In an article published in The Lancet today, the researchers also said that although a reduction in lung cancer as a result of such policies is plausible, evidence to support such a health benefit will only become apparent in the future.
Dr John Pierce, from the University of California and Dr MariaLeon, from the International Agency for Cancer Research's tobacco and cancer team, assessed 11 proposals relating to effects of smoke-free policies and graded them into three categories.
Sufficient evidence means that the association was judged to be "causal"; a lesser classification of "strong" suggested that the association is consistent and the third category applied to proposals where there was insufficient data to come to a conclusion.

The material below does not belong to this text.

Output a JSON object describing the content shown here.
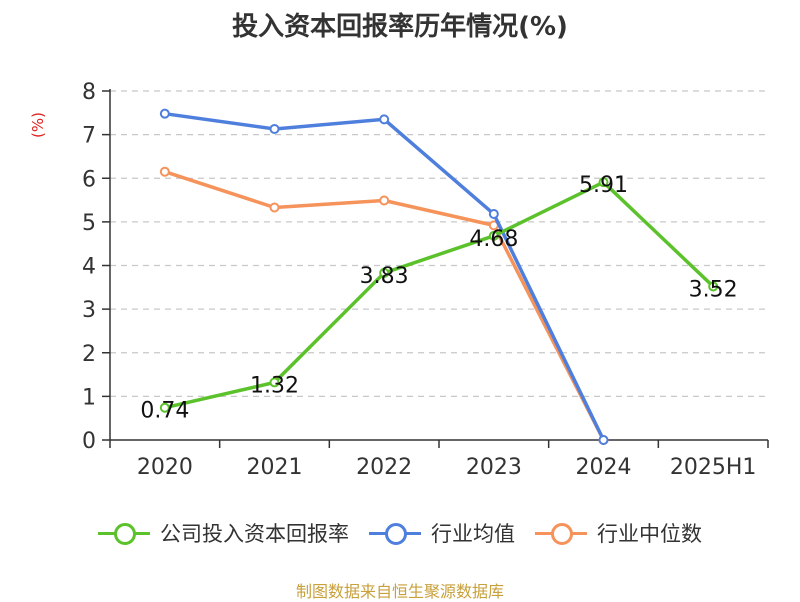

They found there is sufficient evidence for claims that smoke-free policies substantially decrease second-hand smoke exposure; that smoke-free workplaces decrease cigarette consumption; that smoke-free policies do not decrease the business activity of the restaurant and bar industry; that introduction of smoke-free policies decreases respiratory symptoms in workers; that voluntary smoke-free home policies decrease children's second hand smoke-exposure; and that smoke-free home policies decrease adult smoking.

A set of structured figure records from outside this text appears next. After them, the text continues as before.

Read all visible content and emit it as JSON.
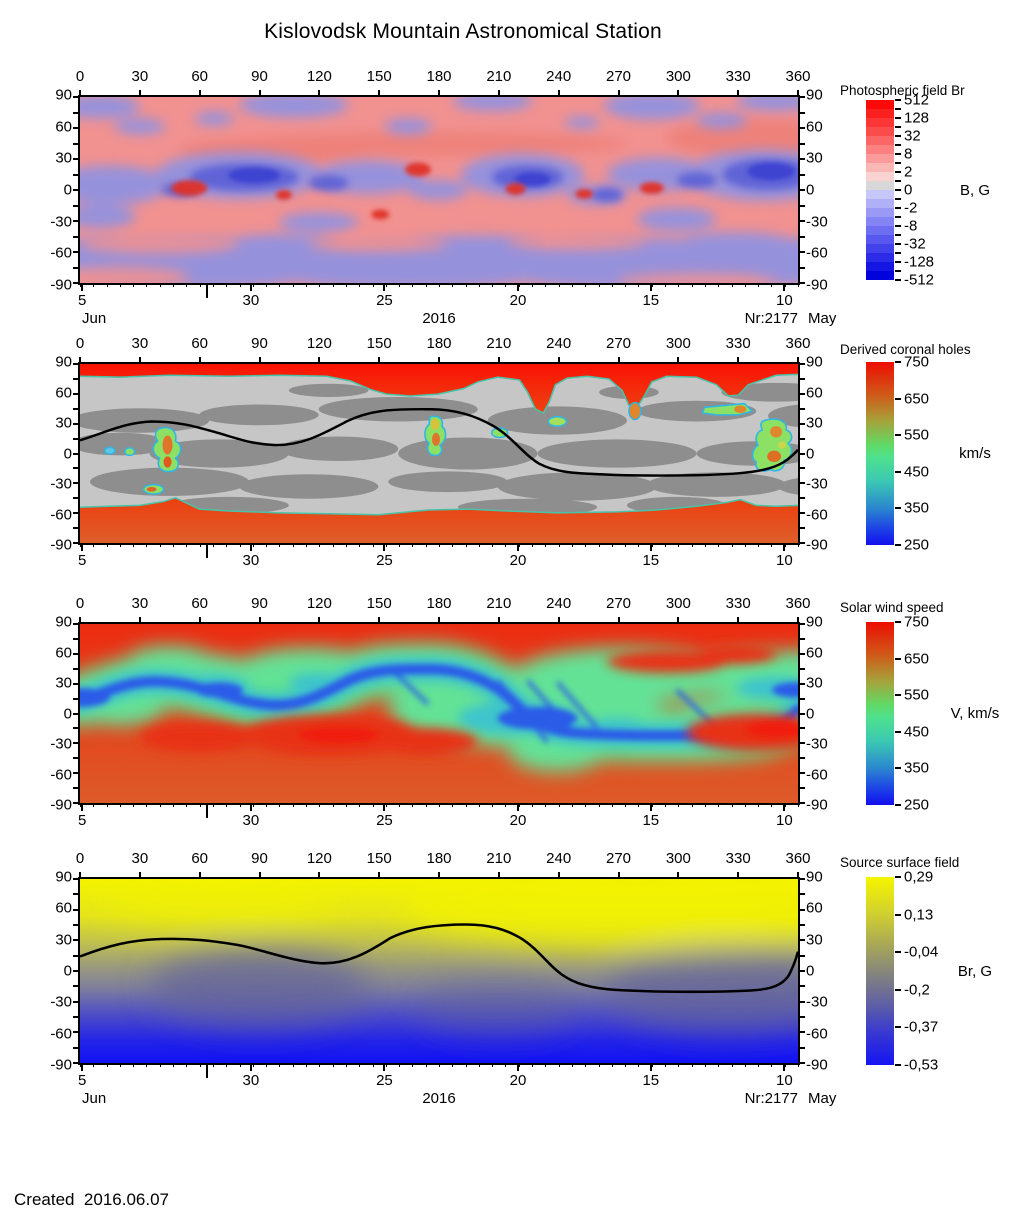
{
  "title": "Kislovodsk Mountain Astronomical Station",
  "footer": {
    "created": "Created  2016.06.07"
  },
  "axes": {
    "lon_labels": [
      "0",
      "30",
      "60",
      "90",
      "120",
      "150",
      "180",
      "210",
      "240",
      "270",
      "300",
      "330",
      "360"
    ],
    "lat_labels": [
      "90",
      "60",
      "30",
      "0",
      "-30",
      "-60",
      "-90"
    ],
    "date_labels": [
      "5",
      "30",
      "25",
      "20",
      "15",
      "10"
    ],
    "month_start": "Jun",
    "year": "2016",
    "rotation": "Nr:2177",
    "month_end": "May"
  },
  "panels": [
    {
      "name": "Photospheric field Br",
      "colorbar": {
        "title": "Photospheric field Br",
        "unit": "B, G",
        "labels": [
          "512",
          "128",
          "32",
          "8",
          "2",
          "0",
          "-2",
          "-8",
          "-32",
          "-128",
          "-512"
        ],
        "colors": [
          "#fb0a0a",
          "#fb2020",
          "#fb3636",
          "#fb4c4c",
          "#fb6666",
          "#fb8080",
          "#fb9a9a",
          "#fbb6b6",
          "#fbd2d2",
          "#d8d8d8",
          "#c6c6fa",
          "#b0b0f8",
          "#9a9af6",
          "#8484f4",
          "#6e6ef2",
          "#5858f0",
          "#4242ec",
          "#2c2ce8",
          "#1616e4",
          "#0202dd"
        ]
      }
    },
    {
      "name": "Derived coronal holes",
      "colorbar": {
        "title": "Derived coronal holes",
        "unit": "km/s",
        "labels": [
          "750",
          "650",
          "550",
          "450",
          "350",
          "250"
        ],
        "stops": [
          [
            "#ee0d00",
            0
          ],
          [
            "#cf5a1a",
            18
          ],
          [
            "#a7a13a",
            32
          ],
          [
            "#62d964",
            45
          ],
          [
            "#4fe18d",
            52
          ],
          [
            "#3bc9b2",
            65
          ],
          [
            "#2b86cf",
            80
          ],
          [
            "#1b3de8",
            92
          ],
          [
            "#120fee",
            100
          ]
        ]
      }
    },
    {
      "name": "Solar wind speed",
      "colorbar": {
        "title": "Solar wind speed",
        "unit": "V, km/s",
        "labels": [
          "750",
          "650",
          "550",
          "450",
          "350",
          "250"
        ],
        "stops": [
          [
            "#ee0d00",
            0
          ],
          [
            "#cf5a1a",
            18
          ],
          [
            "#a7a13a",
            32
          ],
          [
            "#62d964",
            45
          ],
          [
            "#4fe18d",
            52
          ],
          [
            "#3bc9b2",
            65
          ],
          [
            "#2b86cf",
            80
          ],
          [
            "#1b3de8",
            92
          ],
          [
            "#120fee",
            100
          ]
        ]
      }
    },
    {
      "name": "Source surface field",
      "colorbar": {
        "title": "Source surface field",
        "unit": "Br, G",
        "labels": [
          "0,29",
          "0,13",
          "-0,04",
          "-0,2",
          "-0,37",
          "-0,53"
        ],
        "stops": [
          [
            "#f6f600",
            0
          ],
          [
            "#cfcf30",
            20
          ],
          [
            "#a3a35c",
            38
          ],
          [
            "#83837f",
            52
          ],
          [
            "#5f5fa5",
            68
          ],
          [
            "#3a3ad0",
            82
          ],
          [
            "#1414f2",
            100
          ]
        ]
      }
    }
  ],
  "chart_data": [
    {
      "type": "heatmap",
      "title": "Photospheric field Br",
      "x_ticks": [
        0,
        30,
        60,
        90,
        120,
        150,
        180,
        210,
        240,
        270,
        300,
        330,
        360
      ],
      "y_ticks": [
        90,
        60,
        30,
        0,
        -30,
        -60,
        -90
      ],
      "date_ticks": [
        "Jun 5",
        "May 30",
        "May 25",
        "May 20",
        "May 15",
        "May 10"
      ],
      "year": "2016",
      "rotation": "Nr:2177",
      "colorbar": {
        "unit": "B, G",
        "scale": [
          512,
          128,
          32,
          8,
          2,
          0,
          -2,
          -8,
          -32,
          -128,
          -512
        ],
        "palette": "red(positive) / gray(0) / blue(negative)"
      },
      "pattern": "Mottled magnetogram: salmon (positive) patches dominate north mid-latitudes, periwinkle blue (negative) dominates an activity belt near lat 0-30 and the southern hemisphere; saturated red and blue spots mark active regions near the equator."
    },
    {
      "type": "heatmap",
      "title": "Derived coronal holes",
      "x_ticks": [
        0,
        30,
        60,
        90,
        120,
        150,
        180,
        210,
        240,
        270,
        300,
        330,
        360
      ],
      "y_ticks": [
        90,
        60,
        30,
        0,
        -30,
        -60,
        -90
      ],
      "date_ticks": [
        "Jun 5",
        "May 30",
        "May 25",
        "May 20",
        "May 15",
        "May 10"
      ],
      "colorbar": {
        "unit": "km/s",
        "scale": [
          750,
          650,
          550,
          450,
          350,
          250
        ]
      },
      "neutral_line_lon_lat": [
        [
          0,
          13
        ],
        [
          30,
          29
        ],
        [
          60,
          26
        ],
        [
          90,
          9
        ],
        [
          100,
          4
        ],
        [
          130,
          26
        ],
        [
          165,
          43
        ],
        [
          195,
          38
        ],
        [
          215,
          10
        ],
        [
          230,
          -12
        ],
        [
          250,
          -18
        ],
        [
          290,
          -20
        ],
        [
          320,
          -19
        ],
        [
          340,
          -14
        ],
        [
          352,
          -6
        ],
        [
          360,
          3
        ]
      ],
      "pattern": "Fast-wind coronal holes in red at both poles (north cap above ~lat 75, south cap below ~lat -62); gray quiet regions (light gray background with dark gray closed-field patches); small isolated low-latitude holes shown green/orange with cyan boundaries near lon 40, 175, 210, 240, 320, 350; black line = neutral line."
    },
    {
      "type": "heatmap",
      "title": "Solar wind speed",
      "x_ticks": [
        0,
        30,
        60,
        90,
        120,
        150,
        180,
        210,
        240,
        270,
        300,
        330,
        360
      ],
      "y_ticks": [
        90,
        60,
        30,
        0,
        -30,
        -60,
        -90
      ],
      "date_ticks": [
        "Jun 5",
        "May 30",
        "May 25",
        "May 20",
        "May 15",
        "May 10"
      ],
      "colorbar": {
        "unit": "V, km/s",
        "scale": [
          750,
          650,
          550,
          450,
          350,
          250
        ]
      },
      "pattern": "Fast wind (red, ~700-750 km/s) at high latitudes; a sinuous slow-wind band (green ~450, cyan ~400, blue core ~300 km/s) follows the heliospheric current sheet across mid/low latitudes."
    },
    {
      "type": "heatmap",
      "title": "Source surface field",
      "x_ticks": [
        0,
        30,
        60,
        90,
        120,
        150,
        180,
        210,
        240,
        270,
        300,
        330,
        360
      ],
      "y_ticks": [
        90,
        60,
        30,
        0,
        -30,
        -60,
        -90
      ],
      "date_ticks": [
        "Jun 5",
        "May 30",
        "May 25",
        "May 20",
        "May 15",
        "May 10"
      ],
      "year": "2016",
      "rotation": "Nr:2177",
      "colorbar": {
        "unit": "Br, G",
        "scale": [
          0.29,
          0.13,
          -0.04,
          -0.2,
          -0.37,
          -0.53
        ]
      },
      "neutral_line_lon_lat": [
        [
          0,
          13
        ],
        [
          30,
          29
        ],
        [
          60,
          27
        ],
        [
          105,
          10
        ],
        [
          130,
          23
        ],
        [
          165,
          44
        ],
        [
          195,
          43
        ],
        [
          215,
          20
        ],
        [
          235,
          -10
        ],
        [
          260,
          -17
        ],
        [
          300,
          -19
        ],
        [
          330,
          -17
        ],
        [
          350,
          -9
        ],
        [
          360,
          19
        ]
      ],
      "pattern": "Smooth source-surface field: positive (yellow) north, negative (blue) south, gray transition along the black neutral line."
    }
  ]
}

There was strong evidence for claims that smoking bans decrease heart disease morbidity; and that smoke-free home policies lead to a reduction in smoking among teenagers.
The authors said: "Implementation of such policies can have a broader population effect of increasing smoke-free environments.
"Not only do these policies achieve their aim of protecting the health of non-smokers by decreasing exposure to second-hand smoke, they also have many effects on smoking behaviour, which compound the expected health benefits."